Los líderes de la Cámara de Representantes pretenden enviar un paquete de financiación al presidente Donald Trump el lunes, días después de que el Senado aprobara la legislación justo antes de la fecha límite para evitar un cierre parcial.
Se espera que el efecto en la mayoría de los programas federales sea menor, y los empleados suspendidos perderían sólo un día de trabajo si la Cámara actúa según lo previsto, lo cual no está asegurado.
Esta vez, muchos de los servicios que tienen el mayor impacto público cuando se cierran, como préstamos agrícolas, asistencia alimentaria SNAP para hogares de bajos ingresos y mantenimiento de parques nacionales, continuarán. Esto se debe a que el Congreso ya financió algunas agencias en noviembre y principios de este mes, incluidos los departamentos de Energía, Comercio, Justicia, Agricultura, Interior y Asuntos de Veteranos, así como proyectos de construcción militar, la EPA, operaciones del Congreso, la FDA y programas científicos federales.
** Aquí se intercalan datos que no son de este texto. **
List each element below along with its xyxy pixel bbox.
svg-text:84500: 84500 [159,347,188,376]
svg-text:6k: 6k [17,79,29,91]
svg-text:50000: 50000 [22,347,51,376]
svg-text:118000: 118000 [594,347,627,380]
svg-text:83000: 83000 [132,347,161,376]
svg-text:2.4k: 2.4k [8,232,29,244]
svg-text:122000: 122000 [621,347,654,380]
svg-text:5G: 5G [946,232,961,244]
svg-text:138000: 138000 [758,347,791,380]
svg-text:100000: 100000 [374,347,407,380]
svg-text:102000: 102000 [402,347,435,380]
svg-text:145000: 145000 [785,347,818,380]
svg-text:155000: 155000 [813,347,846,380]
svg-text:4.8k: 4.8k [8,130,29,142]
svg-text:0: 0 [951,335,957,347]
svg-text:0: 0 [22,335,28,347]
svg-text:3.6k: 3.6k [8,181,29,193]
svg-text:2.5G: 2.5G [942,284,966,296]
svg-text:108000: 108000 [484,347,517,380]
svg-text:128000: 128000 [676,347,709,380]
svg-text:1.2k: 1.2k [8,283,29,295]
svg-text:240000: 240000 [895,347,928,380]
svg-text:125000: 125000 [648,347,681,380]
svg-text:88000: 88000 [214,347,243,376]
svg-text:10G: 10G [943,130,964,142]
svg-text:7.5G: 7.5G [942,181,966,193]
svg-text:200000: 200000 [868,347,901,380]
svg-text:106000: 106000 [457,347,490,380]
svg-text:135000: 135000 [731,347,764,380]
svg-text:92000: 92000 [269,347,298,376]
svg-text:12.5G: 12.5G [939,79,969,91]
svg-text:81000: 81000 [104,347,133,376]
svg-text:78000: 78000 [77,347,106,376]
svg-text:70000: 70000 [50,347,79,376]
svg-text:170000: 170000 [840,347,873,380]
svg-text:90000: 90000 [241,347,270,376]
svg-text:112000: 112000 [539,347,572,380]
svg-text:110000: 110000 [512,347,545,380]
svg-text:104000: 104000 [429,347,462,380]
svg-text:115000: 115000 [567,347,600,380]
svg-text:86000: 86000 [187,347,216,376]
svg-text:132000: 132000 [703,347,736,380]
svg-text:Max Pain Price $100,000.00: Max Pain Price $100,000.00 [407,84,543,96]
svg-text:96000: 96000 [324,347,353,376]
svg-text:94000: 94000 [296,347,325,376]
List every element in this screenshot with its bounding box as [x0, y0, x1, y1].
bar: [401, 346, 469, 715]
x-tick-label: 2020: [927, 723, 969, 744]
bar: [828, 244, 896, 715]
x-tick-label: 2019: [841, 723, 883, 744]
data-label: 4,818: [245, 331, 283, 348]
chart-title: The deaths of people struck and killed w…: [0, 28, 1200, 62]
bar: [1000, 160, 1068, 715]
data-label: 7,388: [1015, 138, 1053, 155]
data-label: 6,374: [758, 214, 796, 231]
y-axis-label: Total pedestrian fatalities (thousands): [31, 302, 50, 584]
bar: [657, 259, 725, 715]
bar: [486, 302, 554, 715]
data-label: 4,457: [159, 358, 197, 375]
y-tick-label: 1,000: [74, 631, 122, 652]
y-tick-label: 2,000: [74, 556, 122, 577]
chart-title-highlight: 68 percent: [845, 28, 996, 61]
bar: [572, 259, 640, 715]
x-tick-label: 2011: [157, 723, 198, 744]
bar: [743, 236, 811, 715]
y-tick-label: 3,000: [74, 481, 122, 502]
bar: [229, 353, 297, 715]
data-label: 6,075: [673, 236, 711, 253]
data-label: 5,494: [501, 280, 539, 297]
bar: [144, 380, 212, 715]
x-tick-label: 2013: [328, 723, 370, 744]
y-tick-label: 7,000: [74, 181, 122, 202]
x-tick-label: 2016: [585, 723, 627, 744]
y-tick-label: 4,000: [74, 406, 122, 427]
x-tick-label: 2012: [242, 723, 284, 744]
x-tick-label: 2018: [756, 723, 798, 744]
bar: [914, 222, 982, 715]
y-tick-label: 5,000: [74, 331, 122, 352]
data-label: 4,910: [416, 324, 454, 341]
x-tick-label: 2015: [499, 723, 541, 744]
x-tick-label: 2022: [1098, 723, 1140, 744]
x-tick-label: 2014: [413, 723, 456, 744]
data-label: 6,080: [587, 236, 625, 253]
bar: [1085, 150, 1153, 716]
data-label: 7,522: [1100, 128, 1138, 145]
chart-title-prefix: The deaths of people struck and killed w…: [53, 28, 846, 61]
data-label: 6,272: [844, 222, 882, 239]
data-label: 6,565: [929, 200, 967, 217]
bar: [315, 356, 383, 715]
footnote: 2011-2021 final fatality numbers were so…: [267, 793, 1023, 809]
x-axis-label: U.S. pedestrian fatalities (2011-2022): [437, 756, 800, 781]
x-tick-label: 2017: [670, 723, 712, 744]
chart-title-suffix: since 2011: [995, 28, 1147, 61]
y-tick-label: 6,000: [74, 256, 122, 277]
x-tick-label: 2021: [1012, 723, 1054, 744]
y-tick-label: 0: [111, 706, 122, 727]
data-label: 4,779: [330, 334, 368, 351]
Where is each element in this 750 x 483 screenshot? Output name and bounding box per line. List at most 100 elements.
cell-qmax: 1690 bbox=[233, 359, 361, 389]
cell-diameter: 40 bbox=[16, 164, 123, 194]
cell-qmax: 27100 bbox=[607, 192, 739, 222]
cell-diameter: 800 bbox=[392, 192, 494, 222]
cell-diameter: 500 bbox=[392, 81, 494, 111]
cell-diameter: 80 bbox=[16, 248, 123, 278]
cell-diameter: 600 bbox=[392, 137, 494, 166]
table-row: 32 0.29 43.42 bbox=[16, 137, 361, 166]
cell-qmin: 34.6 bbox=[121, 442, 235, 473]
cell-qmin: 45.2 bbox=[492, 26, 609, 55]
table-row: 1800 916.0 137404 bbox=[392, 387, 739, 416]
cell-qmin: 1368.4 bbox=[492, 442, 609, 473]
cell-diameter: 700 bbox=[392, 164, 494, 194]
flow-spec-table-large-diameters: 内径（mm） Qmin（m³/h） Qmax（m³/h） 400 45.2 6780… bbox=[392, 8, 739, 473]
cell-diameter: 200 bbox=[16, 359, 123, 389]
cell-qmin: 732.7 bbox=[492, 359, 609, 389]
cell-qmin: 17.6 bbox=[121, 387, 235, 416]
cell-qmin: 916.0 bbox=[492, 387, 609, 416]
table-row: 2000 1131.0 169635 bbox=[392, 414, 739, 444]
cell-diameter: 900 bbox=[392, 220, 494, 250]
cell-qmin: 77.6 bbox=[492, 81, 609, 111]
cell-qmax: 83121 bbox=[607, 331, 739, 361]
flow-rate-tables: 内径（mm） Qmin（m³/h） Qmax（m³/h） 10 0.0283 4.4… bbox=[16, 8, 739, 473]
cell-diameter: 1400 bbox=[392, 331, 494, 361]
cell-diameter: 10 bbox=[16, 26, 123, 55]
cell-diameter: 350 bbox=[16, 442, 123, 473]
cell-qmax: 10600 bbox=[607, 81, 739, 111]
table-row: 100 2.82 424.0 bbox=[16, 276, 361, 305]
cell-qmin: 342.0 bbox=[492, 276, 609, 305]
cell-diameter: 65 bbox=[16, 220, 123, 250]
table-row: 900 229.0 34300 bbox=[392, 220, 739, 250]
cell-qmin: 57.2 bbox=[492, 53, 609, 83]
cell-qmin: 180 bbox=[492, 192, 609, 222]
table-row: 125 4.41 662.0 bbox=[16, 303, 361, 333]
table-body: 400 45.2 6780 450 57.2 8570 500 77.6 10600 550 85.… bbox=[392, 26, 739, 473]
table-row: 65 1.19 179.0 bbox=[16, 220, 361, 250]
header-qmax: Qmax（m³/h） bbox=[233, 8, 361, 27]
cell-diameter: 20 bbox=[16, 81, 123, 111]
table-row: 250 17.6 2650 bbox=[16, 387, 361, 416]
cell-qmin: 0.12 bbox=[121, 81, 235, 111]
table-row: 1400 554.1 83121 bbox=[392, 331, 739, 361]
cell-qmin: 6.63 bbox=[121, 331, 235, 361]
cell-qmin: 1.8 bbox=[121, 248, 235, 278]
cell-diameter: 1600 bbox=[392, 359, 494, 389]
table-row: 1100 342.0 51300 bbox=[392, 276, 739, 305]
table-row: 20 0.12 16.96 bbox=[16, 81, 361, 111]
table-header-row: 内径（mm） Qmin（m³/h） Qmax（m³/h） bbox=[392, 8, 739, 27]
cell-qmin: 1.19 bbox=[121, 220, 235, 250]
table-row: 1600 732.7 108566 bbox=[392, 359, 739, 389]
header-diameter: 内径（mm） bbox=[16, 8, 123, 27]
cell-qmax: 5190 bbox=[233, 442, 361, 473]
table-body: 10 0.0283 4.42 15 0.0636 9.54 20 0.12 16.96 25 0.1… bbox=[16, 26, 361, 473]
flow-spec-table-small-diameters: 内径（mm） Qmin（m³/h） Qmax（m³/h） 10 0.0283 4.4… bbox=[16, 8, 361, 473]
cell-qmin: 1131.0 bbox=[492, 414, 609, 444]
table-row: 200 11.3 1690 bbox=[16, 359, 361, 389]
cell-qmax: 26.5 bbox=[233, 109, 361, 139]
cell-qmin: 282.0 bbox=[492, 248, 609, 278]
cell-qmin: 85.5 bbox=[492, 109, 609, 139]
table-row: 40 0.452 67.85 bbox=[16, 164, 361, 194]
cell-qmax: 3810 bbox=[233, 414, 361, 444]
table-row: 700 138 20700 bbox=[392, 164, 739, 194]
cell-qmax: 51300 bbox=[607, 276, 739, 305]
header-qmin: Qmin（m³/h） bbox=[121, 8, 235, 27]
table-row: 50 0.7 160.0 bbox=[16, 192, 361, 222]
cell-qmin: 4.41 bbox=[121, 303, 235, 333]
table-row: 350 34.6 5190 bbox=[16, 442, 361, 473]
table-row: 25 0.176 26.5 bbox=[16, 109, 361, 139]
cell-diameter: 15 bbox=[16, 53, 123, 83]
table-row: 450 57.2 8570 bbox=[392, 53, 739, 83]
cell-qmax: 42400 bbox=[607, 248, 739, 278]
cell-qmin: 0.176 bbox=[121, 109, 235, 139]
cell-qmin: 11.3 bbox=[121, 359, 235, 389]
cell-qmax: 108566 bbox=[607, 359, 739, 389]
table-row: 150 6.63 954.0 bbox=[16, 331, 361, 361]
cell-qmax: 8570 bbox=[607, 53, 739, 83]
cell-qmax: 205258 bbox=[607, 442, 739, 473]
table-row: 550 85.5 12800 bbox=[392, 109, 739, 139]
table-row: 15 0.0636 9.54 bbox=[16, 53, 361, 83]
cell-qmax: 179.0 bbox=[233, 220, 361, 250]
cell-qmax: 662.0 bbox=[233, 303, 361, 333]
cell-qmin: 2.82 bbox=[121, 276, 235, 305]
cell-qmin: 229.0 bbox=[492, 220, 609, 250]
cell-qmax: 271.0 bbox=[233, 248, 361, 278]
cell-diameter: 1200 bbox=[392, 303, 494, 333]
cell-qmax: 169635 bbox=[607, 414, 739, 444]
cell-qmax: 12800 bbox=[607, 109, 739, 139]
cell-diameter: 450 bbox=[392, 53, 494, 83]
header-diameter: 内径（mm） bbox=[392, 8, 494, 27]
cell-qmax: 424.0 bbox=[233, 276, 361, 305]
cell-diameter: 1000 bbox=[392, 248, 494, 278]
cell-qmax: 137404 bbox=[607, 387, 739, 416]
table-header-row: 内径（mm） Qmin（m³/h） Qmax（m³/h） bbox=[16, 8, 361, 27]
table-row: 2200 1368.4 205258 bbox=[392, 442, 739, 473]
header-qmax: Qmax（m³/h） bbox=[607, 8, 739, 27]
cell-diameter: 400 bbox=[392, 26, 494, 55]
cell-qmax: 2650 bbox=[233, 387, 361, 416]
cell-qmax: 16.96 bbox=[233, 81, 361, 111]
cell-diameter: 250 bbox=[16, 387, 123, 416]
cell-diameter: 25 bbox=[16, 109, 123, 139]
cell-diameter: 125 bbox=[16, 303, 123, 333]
Aún así, el paquete de gastos que los líderes del Congreso están tratando de aprobar para que Trump lo firme la próxima semana contiene la gran mayoría de los que el Congreso aprueba fondos cada año para ejecutar programas federales, incluidos 839 mil millones de dólares para el ejército.
Además del Pentágono, la financiación para varias agencias importantes no relacionadas con la defensa caducará a partir de la madrugada del sábado.
Eso incluye programas federales de transporte, trabajo, vivienda, educación y salud, junto con el IRS, agencias comerciales independientes y ayuda exterior. Los departamentos de Seguridad Nacional, Estado y Tesoro también se verán afectados por el cierre.